The simpleCUDPP sample is the "hello" world example for CUDPP. Its aim is to show you how to initialize, run, and shut down CUDPP functions.
The main function in simpleCUDPP.cu is runTest()
.
runTest
starts by initializing the CUDA device and then declaring the number of elements and the array size for the arrays we plan to scan. It then allocates the host-side (CPU-side) input array, h_idata
, and initializes the data it contains with some random values between 0 and 15.
After the input data is created on the host, we allocate a device (GPU) array d_idata
and copy the input data from the host using cudaMemcpy()
. We also allocate a device array for the output results, d_odata
.
Before we use the CUDPP library, we must initialize it. We do this by calling cudppCreate(), which returns a handle to the CUDPP library object. This handle must be used when creating CUDPP plans (described next), so it must be held by the calling thread until it is ready to shut down CUDPP.
Next comes the real CUDPP stuff. First we have to configure CUDPP to scan our array. Configuration of algorithms in CUDPP relies on the concept of the plan. A plan is a data structure that maintains intermediate storage for the algorithm, as well as information that CUDPP may use to optimize execution of the present hardware. When invoked using cudppPlan(), the CUDPP planner takes the configuration details passed to it and generates an internal plan object. It returns a CUDPPHandle – an opaque pointer type that is used to refer to the plan object – that must be passed to other CUDPP functions in order to execute algorithms.
In this case we are going to do a forward exclusive float
sum-scan of numElements
elements. We tell the planner this by filling out a CUDPPConfiguration struct with the algorithm (CUDPP_SCAN), datatype (CUDPP_FLOAT), operation (CUDPP_ADD), and options (CUDPP_OPTION_FORWARD, CUDPP_OPTION_EXCLUSIVE). We then pass this config to cudppPlan along with the maximum number of elements we want to scan, numElements. Finally, we pass 1 and 0 for the numRows and rowPitch parameters, since we only want to scan a one-dimensional array. See the documentation for cudppPlan() for more details on these parameters.

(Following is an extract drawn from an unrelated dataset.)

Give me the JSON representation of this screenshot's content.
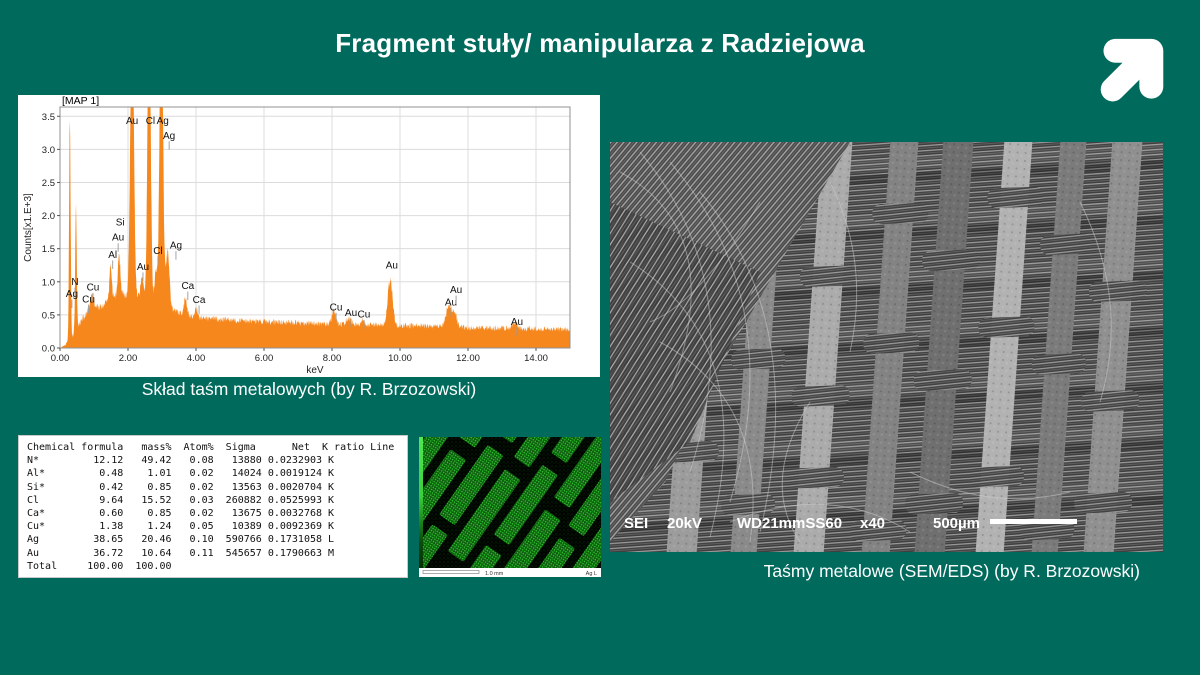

We now have a handle to our plan object in scanplan. Next, after making sure that cudppPlan() did not return an error, we put CUDPP to work by invoking cudppScan(), to which we pass our plan handle, the output and input device arrays, and the number of elements to scan.
Next, we read the results of the scan from d_odata back to the host, compute a reference solution on the CPU (computeSumScanGold()
), and compare the results for correctness.
Finally, we tell CUDPP to clean up the memory used for our plan object, using cudppDestroyPlan(). Then we shut down the CUDPP library using cudppDestroy(), passing it the handle we received from cudppCreate(). Finally we free the host and device arrays using free()
and cudaFree
, respectively.
Using CUDPP for parallel prefix sums is easy!